Greenpeace is responding to news the Government intends to delay the introduction of the transport sector into the emissions trading scheme until 2011 and also delay the implementation of regional fuel taxes.
"Householders will pay for emissions through taxation to cover our Kyoto overshoot, trucking companies will be subsidised and petrol companies will make more profits from greater sales," says Greenpeace Executive Director Bunny McDiarmid. "How this benefits either consumers or the climate is beyond me.
"As well, discouraging investment in public transport by delaying the regional fuel tax will just make the situation worse as it will deprive many people, especially in Auckland, of the opportunity to avoid paying for increased petrol costs by using public transport.
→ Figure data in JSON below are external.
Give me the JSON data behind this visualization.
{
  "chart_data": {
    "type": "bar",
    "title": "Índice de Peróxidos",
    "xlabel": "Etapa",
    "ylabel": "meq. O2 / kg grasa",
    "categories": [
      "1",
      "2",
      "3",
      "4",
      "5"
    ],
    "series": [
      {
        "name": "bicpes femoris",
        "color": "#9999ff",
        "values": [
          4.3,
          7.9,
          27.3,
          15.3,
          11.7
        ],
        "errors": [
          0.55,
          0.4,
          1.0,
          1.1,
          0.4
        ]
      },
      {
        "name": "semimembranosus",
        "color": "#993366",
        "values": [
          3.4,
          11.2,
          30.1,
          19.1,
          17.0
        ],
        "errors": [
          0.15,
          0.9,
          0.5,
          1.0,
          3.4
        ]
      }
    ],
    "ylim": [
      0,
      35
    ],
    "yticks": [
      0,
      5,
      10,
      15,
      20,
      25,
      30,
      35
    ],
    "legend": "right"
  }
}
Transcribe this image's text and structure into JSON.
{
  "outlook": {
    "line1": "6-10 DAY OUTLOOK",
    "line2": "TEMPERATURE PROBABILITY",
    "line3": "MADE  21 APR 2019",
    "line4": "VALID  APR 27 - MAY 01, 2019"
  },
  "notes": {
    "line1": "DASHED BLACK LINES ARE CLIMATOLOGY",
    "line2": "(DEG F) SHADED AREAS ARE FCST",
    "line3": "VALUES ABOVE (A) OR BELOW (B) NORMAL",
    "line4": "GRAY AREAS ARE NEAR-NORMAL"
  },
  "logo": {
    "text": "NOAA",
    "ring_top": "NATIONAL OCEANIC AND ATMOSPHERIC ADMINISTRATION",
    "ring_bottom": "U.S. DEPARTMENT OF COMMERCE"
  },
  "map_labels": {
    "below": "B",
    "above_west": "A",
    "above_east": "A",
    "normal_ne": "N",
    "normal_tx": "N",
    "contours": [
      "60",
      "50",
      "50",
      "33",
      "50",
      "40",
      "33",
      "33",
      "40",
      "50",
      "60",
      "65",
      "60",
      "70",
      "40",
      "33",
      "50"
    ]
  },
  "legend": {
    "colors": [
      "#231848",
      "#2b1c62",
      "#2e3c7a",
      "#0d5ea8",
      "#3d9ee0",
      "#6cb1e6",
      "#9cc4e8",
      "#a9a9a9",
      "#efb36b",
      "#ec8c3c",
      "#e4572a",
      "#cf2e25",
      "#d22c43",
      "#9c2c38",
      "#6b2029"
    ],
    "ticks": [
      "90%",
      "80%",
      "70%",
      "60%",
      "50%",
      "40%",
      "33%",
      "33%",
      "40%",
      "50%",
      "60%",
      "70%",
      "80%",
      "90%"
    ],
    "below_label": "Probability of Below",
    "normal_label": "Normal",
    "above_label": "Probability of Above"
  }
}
Petrol prices will rise no matter what the Government does."
Ms McDiarmid said Greenpeace recognised that the way the ETS is currently drafted disadvantages ordinary New Zealanders. "But this isn't because of the scheme per se, it's because the Government is proposing to give away too many free credits to big business and industry.
"The solution is simple – auction the credits instead, so that the money made can enable the Government to invest in households and public transport, where the support and investment is really needed.
"All those worrying about the unfair burden placed on householders should back Greenpeace's call for greater auctioning of pollution credits.
"The Government had delayed and dithered enough in its response to climate change over the years. They must hold firm on this policy, which is crucial and overdue, and not cave in to industry and business pressure.
"Delaying parts of the scheme is simply delaying the inevitable, which given the circumstances, is irresponsible. Anyone who thinks delaying the emissions trading scheme, or parts of it, will reduce the long-term costs of climate change is mad.
"The ETS needs adjustment to make it fairer. But the last thing we should be doing is delaying it, or parts of it."
Greenpeace makes its submission to the Select Committee on the legislation on Wednesday.